В течение этих двух месяцев он сидел у ее кровати, держал ее за руку, и все эти два месяца он ощущал, что они стали чужими друг другу. Она умерла на его руках, но его вполне могла бы заменить медсестра. Между ними пролегло больше чем война: в их мире обрести любовь было так же тяжело, как обрести прощение.
Они встретились в Дели одиннадцать лет назад, на первом зимнем балу. Она появилась там вместе с «рыболовным флотом» — ежегодно появляющимся контингентом девушек брачного возраста, ищущих мужей, — и покинула его, став миссис Уайлэм. Он не любил ее — да девушки из «рыболовного флота» и не рассчитывали на любовь, — но он научился заботиться о ней.
Он снова сел на церковную скамью. У алтаря священник закончил обряд очищения потира и начал читать «Антифон»:
— Ессе Virgo concipiet et pariet filium. Узрите девственницу, которая зачнет и родит сына.
Через месяц Кристоферу исполнялось сорок, но он чувствовал себя старше. Его поколение — то, что от него осталось, — уже состарилось: преждевременно состарившиеся молодые люди правили приходящей в упадок империей и заделывали бреши, оставшиеся от войны. Он содрогнулся при мысли о том, что Европе грозит еще одна война. Год назад эта мысль не взволновала бы его. Теперь у него был сын, за которого он боялся.
В отличие от многих из тех, кто провел войну в окопах Франции и Бельгии, разум и тело Кристофера закончили войну без ранений. Но его собственная война, эта темная, секретная и грязная война, о подробностях которой он не имел права рассказывать, изменила его. Он вернулся с войны с израненной душой: холодный, холодный и одинокий, и пыль Индии душила его, забивая горло, легкие и ноздри сухими и терпкими запахами. Смерть Элизабет, наступившая так скоро после его возвращения, сделала изменения в его душе необратимыми, они застыли, заледенели и навсегда остались в его крови. В душе его теперь преобладали чувства, знакомые тем, кто прошел через войну и смерть: горечь, утрата способности радоваться, определенная холодность чувств, глубокое ощущение бессмысленности и горечи существования. Но были в его душе и другие чувства, чувства, которые удивляли его: осознание человеческой ценности, несмотря на окутывающую это понятие помпезность, сострадание к тем, кого он убил, и к собственной жестокости, терпение, с которым он принимал то, что, по его мнению, нельзя было изменить. Временами он мечтал о высоких белых горах и прохладных гладких озерах. И большую часть времени он проводил с Уильямом.
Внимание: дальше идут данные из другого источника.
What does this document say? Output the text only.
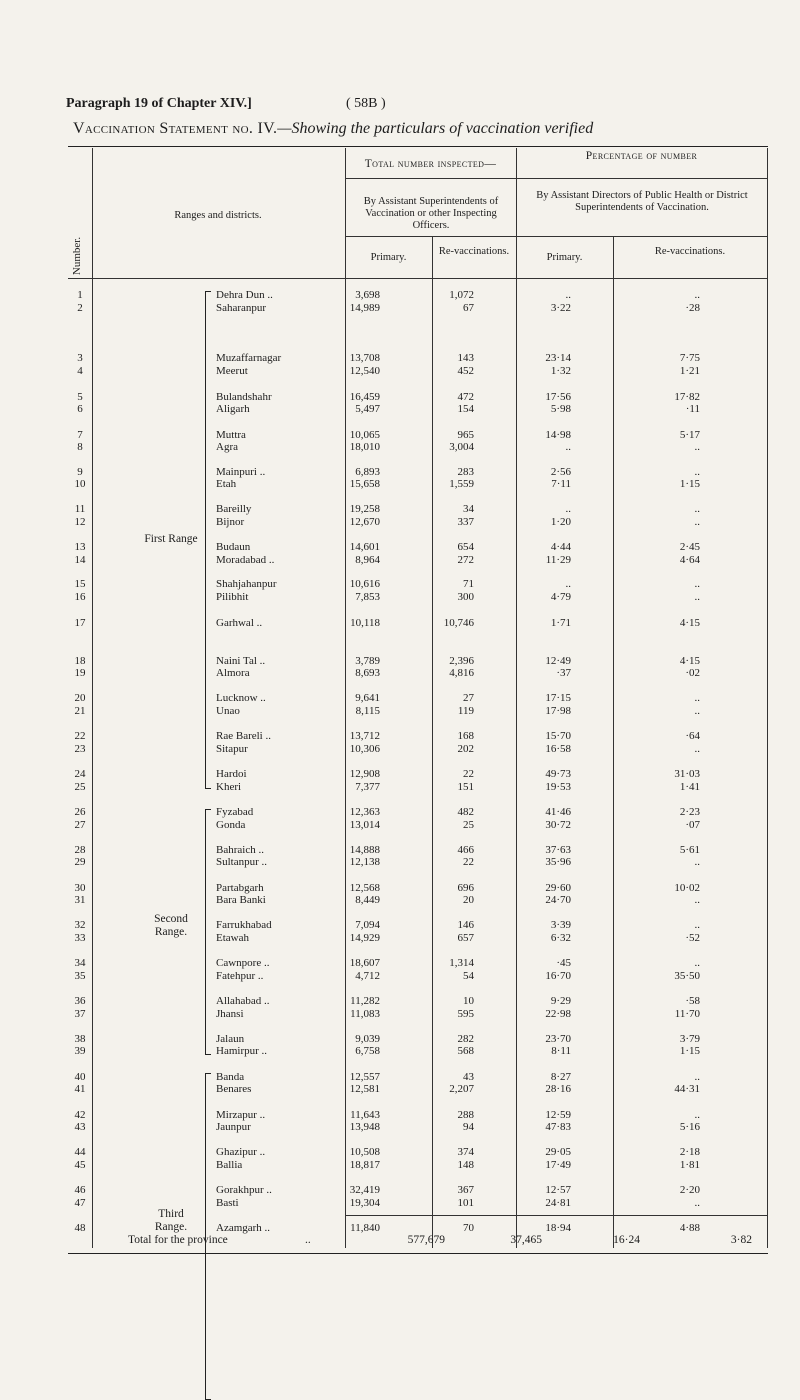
Paragraph 19 of Chapter XIV.]	( 58B )
Vaccination Statement no. IV.—Showing the particulars of vaccination verified
Number.
Ranges and districts.
Total number inspected—
Percentage of number
By Assistant Superintendents of Vaccination or other Inspecting Officers.
By Assistant Directors of Public Health or District Superintendents of Vaccination.
Primary.
Re-vaccinations.
Primary.
Re-vaccinations.
First Range
Second
Range.
Third
Range.
1	Dehra Dun ..	3,698	1,072	..	..
2	Saharanpur	14,989	67	3·22	·28
3	Muzaffarnagar	13,708	143	23·14	7·75
4	Meerut	12,540	452	1·32	1·21
5	Bulandshahr	16,459	472	17·56	17·82
6	Aligarh	5,497	154	5·98	·11
7	Muttra	10,065	965	14·98	5·17
8	Agra	18,010	3,004	..	..
9	Mainpuri ..	6,893	283	2·56	..
10	Etah	15,658	1,559	7·11	1·15
11	Bareilly	19,258	34	..	..
12	Bijnor	12,670	337	1·20	..
13	Budaun	14,601	654	4·44	2·45
14	Moradabad ..	8,964	272	11·29	4·64
15	Shahjahanpur	10,616	71	..	..
16	Pilibhit	7,853	300	4·79	..
17	Garhwal ..	10,118	10,746	1·71	4·15
18	Naini Tal ..	3,789	2,396	12·49	4·15
19	Almora	8,693	4,816	·37	·02
20	Lucknow ..	9,641	27	17·15	..
21	Unao	8,115	119	17·98	..
22	Rae Bareli ..	13,712	168	15·70	·64
23	Sitapur	10,306	202	16·58	..
24	Hardoi	12,908	22	49·73	31·03
25	Kheri	7,377	151	19·53	1·41
26	Fyzabad	12,363	482	41·46	2·23
27	Gonda	13,014	25	30·72	·07
28	Bahraich ..	14,888	466	37·63	5·61
29	Sultanpur ..	12,138	22	35·96	..
30	Partabgarh	12,568	696	29·60	10·02
31	Bara Banki	8,449	20	24·70	..
32	Farrukhabad	7,094	146	3·39	..
33	Etawah	14,929	657	6·32	·52
34	Cawnpore ..	18,607	1,314	·45	..
35	Fatehpur ..	4,712	54	16·70	35·50
36	Allahabad ..	11,282	10	9·29	·58
37	Jhansi	11,083	595	22·98	11·70
38	Jalaun	9,039	282	23·70	3·79
39	Hamirpur ..	6,758	568	8·11	1·15
40	Banda	12,557	43	8·27	..
41	Benares	12,581	2,207	28·16	44·31
42	Mirzapur ..	11,643	288	12·59	..
43	Jaunpur	13,948	94	47·83	5·16
44	Ghazipur ..	10,508	374	29·05	2·18
45	Ballia	18,817	148	17·49	1·81
46	Gorakhpur ..	32,419	367	12·57	2·20
47	Basti	19,304	101	24·81	..
48	Azamgarh ..	11,840	70	18·94	4·88
Total for the province	..	577,679	37,465	16·24	3·82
Священник закончил последний отрывок из Евангелия, отзвучали последние молитвы и гимны, и служба подошла к намеченному концу. Кристофер взял Уильяма за руку и вышел из освещенной церкви в темноту. Было предрождественское воскресенье, но он обнаружил, что не может поверить в то, что Бог когда-нибудь вернется на эту землю.
Они не заметили машину, поджидавшую их во мраке неподалеку от церкви.
Глава 2
— Кристофер.
Он повернулся и увидел, как кто-то, выйдя через боковой придел церкви, направляется к ним. Это оказался отец Миддлтон, все еще облаченный в сутану.